Maandag = wandeldag. Aangezien we in de serieuze bergen zitten én aangezien we absoluut niet gewoon zijn om in de bergen te wandelen, kom ik met een ingenieus plan. We nemen de ‘gondola’ naar 1400 m en gaan daar wandelen. Hans bekijkt het wat argwanend (hoogtevrees, weetjewel), maar gaat akkoord. Het is 45 min stappen tot aan de gondels die ons naar omhoog moeten brengen. Google maps wou ons een hele ommetoer laten maken, maar gelukkig hebben we de omgeving al kunnen verkennen de vorige dagen, dus we vinden een weg die ons 15 min tijdwinst oplevert. En dan gebeurt het: Hans ziet een skilift met open zitjes, en ik kan hem niet overtuigen dat de gondels gesloten zullen zijn. Ok, dan, we zien een aanduiding voor een ‘trail’ en beginnen die dan maar te volgen, zonder eigenlijk te weten waar die heen gaat. Het plan is om zolang door te gaan tot we het beu zijn, en dan terug te keren.
De eerste km is horror: we lopen in de vlakke zon en het gaat steil naar omhoog, zonder even wat afwisseling. Maar dan verlaten we het dorp en komen we in bos terecht: vanaf nu schaduw en bovendien wat meer afwisseling in het reliëf. Natuurlijk zijn er nog echt steile stukken waar het meer klimmen is dan stappen (leve de wandelstokken), maar af en toe wordt het tenminste afgewisseld met iets minder steile stukken. Onderweg moeten we hier en daar over omgevallen bomen klauteren. We zien eekhoorntjes en ook een uil die verschrikt opvliegt. (ik had nog nooit een uil in het wild gezien). We gaan maar door, en zien de gondels boven ons naar boven snorren. Af en toe komen we een enkeling tegen die dezelfde route volgt als wij, maar wel naar beneden. Na een tijdje hebben we door dat we te voet naar de Cota 1400 aan het stappen zijn, waar ook de gondels naartoe gaan.
Na de picknick komen we een overdreven spraakzame Roemeen tegen die zin had in een filosofisch klapke, maar die we gelukkig kunnen lozen. Hij loopt de berg op, wij stappen.
Het klimmen gaat maar door, maar uiteindelijk komen we aan op 1400 m. Een prachtig uitzicht!
We hebben hier wel heel veel bekijks. Stel je voor, twee onnozelaars die de berg opwandelen terwijl je ook met de gondels of met de auto naar boven kan…
Hans ziet de gondels van dichtbij en moet toegeven dat ze gesloten zijn. Ik overhaal hem met mijn onovertroffen charmes om de gondel te nemen die van hieraf weer vertrekt, maar dan naar een hoogte van 2000 m, en wonder boven wonder, hij stemt toe.

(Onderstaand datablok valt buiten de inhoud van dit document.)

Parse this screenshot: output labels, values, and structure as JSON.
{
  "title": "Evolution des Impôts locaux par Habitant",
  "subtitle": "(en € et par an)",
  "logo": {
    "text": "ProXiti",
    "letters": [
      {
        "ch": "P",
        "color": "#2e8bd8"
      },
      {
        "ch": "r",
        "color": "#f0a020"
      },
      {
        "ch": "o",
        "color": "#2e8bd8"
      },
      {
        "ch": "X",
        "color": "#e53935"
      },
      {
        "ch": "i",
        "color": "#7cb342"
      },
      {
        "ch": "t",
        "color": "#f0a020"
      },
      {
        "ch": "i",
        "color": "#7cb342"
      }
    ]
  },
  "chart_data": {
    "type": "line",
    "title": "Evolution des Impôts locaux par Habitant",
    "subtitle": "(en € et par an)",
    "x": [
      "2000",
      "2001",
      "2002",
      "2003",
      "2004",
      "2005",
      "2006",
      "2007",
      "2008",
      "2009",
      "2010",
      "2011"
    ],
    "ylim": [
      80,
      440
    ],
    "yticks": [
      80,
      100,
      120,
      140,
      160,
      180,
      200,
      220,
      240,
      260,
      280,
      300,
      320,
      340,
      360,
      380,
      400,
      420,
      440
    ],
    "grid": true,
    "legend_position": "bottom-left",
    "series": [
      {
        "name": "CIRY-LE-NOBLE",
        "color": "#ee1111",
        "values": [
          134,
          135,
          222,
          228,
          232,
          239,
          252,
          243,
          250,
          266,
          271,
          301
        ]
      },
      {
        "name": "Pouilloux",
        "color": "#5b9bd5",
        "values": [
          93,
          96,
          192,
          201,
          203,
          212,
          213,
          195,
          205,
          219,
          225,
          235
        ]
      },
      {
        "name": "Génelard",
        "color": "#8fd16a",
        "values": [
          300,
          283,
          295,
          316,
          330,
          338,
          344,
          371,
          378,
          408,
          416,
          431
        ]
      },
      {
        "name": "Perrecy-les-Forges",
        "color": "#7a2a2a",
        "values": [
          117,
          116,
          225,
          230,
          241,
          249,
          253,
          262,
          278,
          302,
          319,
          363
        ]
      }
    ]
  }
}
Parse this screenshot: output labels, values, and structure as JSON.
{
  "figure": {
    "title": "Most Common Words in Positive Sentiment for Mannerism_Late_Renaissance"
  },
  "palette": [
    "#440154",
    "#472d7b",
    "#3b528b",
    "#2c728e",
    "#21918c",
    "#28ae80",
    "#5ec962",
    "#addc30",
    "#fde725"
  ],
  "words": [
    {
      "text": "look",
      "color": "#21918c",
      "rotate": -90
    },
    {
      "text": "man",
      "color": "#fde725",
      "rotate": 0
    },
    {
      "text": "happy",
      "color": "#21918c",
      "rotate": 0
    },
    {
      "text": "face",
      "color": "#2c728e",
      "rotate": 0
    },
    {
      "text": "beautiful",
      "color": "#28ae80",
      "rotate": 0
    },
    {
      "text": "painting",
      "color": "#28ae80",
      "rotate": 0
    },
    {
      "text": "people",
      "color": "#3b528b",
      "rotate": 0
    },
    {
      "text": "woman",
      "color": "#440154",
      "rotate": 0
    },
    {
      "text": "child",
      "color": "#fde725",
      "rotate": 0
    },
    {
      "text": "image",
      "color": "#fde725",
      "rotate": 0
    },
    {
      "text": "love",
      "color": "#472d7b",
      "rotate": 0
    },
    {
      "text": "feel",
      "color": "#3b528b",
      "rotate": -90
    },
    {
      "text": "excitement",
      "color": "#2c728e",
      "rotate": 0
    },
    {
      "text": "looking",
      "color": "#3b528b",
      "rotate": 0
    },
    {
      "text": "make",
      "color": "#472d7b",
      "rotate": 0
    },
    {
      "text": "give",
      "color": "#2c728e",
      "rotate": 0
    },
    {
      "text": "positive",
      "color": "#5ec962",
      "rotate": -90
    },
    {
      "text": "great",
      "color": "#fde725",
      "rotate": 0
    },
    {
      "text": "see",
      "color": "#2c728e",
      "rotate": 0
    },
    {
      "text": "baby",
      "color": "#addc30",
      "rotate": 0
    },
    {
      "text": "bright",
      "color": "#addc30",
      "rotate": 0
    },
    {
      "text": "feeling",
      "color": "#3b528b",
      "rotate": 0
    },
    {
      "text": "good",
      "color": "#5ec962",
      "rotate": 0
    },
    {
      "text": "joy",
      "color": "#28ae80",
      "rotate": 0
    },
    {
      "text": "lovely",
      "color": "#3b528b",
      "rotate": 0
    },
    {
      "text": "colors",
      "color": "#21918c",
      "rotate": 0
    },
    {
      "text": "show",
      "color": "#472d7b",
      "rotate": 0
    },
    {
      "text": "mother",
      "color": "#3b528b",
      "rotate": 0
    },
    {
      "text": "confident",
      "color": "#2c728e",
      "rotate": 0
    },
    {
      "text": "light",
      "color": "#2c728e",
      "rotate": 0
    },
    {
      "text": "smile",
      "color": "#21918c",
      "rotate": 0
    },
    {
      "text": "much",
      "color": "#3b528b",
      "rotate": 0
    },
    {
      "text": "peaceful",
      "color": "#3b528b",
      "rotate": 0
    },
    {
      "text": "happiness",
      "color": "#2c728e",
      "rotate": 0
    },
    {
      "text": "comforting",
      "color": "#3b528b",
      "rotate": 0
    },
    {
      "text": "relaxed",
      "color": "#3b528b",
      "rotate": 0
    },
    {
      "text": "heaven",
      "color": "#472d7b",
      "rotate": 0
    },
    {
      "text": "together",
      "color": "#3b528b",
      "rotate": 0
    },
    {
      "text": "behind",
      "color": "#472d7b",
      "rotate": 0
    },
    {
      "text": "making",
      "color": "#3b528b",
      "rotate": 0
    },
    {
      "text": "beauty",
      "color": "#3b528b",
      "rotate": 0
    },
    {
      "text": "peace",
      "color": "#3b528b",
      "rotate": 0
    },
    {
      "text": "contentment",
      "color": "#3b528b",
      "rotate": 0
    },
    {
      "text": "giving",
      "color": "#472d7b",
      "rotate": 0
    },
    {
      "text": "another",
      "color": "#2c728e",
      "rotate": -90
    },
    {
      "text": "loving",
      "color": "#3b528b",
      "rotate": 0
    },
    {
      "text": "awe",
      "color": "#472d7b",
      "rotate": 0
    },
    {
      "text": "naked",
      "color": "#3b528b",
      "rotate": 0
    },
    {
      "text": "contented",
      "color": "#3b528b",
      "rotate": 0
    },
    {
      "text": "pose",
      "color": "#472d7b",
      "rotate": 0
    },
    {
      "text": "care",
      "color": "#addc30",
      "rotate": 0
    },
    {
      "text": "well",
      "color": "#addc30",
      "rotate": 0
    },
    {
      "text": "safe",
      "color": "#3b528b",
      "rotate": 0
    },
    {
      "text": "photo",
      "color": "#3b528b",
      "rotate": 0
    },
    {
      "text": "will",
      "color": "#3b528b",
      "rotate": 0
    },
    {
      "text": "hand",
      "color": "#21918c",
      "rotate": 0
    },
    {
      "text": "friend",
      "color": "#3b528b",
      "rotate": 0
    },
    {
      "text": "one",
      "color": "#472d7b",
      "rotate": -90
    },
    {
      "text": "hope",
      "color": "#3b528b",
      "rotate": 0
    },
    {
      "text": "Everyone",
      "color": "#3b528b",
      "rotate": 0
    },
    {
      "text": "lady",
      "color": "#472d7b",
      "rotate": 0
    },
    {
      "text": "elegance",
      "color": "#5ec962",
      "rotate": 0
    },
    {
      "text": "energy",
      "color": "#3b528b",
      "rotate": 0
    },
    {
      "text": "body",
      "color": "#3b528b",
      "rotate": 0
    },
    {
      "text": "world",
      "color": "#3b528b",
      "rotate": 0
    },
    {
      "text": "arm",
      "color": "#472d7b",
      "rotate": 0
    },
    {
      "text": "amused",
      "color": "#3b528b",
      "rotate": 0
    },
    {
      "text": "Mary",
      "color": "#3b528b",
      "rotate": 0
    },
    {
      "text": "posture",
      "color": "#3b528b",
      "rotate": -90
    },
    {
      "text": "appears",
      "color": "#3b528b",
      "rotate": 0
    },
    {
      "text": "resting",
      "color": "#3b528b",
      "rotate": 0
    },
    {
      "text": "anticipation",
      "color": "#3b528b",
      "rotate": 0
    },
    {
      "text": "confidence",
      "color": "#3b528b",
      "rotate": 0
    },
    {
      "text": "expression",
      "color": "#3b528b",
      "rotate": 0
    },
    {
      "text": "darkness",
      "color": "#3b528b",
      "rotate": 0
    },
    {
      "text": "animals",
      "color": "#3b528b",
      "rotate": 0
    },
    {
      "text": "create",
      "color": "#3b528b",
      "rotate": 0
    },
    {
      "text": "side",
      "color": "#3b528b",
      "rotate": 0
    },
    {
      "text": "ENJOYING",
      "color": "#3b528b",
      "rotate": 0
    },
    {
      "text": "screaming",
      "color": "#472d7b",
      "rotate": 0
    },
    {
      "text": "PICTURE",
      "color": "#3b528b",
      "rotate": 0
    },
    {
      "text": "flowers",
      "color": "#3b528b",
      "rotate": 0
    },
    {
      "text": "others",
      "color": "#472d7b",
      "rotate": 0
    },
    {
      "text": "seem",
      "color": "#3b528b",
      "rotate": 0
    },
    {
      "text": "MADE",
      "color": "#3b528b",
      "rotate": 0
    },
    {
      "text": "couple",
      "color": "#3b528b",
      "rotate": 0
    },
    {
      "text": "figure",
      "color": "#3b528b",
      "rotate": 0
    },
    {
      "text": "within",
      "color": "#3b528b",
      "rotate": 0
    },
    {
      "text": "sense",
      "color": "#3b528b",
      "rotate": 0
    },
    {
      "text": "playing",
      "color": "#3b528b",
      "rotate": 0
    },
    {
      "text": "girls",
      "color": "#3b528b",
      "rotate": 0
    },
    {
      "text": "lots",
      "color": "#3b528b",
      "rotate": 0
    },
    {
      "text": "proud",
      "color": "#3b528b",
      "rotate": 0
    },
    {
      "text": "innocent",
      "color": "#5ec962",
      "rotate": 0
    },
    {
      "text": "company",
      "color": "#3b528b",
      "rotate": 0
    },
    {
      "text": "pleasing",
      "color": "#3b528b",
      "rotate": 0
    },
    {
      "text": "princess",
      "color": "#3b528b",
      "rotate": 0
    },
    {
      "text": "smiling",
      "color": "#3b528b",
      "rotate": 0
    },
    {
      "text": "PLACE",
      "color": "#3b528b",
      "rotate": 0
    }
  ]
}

Alles gaat goed tot we in de gondel zitten, want dan slaat zijn hoogtevrees in alle hevigheid toe. Hij zit de rit uit met de ogen dicht, terwijl het uitzicht fantastisch is. Daarboven is het heel wat kouder en waait er een strakke wind. Terugkeren met de gondel is uitgesloten voor Hans. Ok, dan maar te voet terug naar beneden, tot 1400 m. En wat een prachtige wandeling. De tocht naar beneden is steil, maar te doen.
Als we bijna beneden zijn en op een makkelijke weg stappen, glijd ik uit op fijn grint. Ik voel mijn knie fout draaien, maar heb de reflex om hem van onder mij weg te trekken waardoor de schade wel meevalt: mijn been en knie zijn geschaafd, net als mijn hand, maar geen onherstelbare schade. En ik heb ook niet veel keuze, we moeten verder.
Na 1u30 komen we opnieuw aan de Cota 1400 waar we nu toch maar de gondel naar beneden nemen. Opnieuw even horror voor Hans, maar het ging al iets beter dan de eerste keer. Eenmaal terug in Sinaia hebben we nog een tochtje naar het hotel voor de boeg, maar we komen zonder kleerscheuren aan op onze eindbestemming. We zullen vroeg in ons bed zitten straks.
It’s perfect time to make some plans for
the future and it’s time to be happy. I have read this post and if I could I want to suggest you some interesting things or
tips. Maybe you could write next articles referring to this article.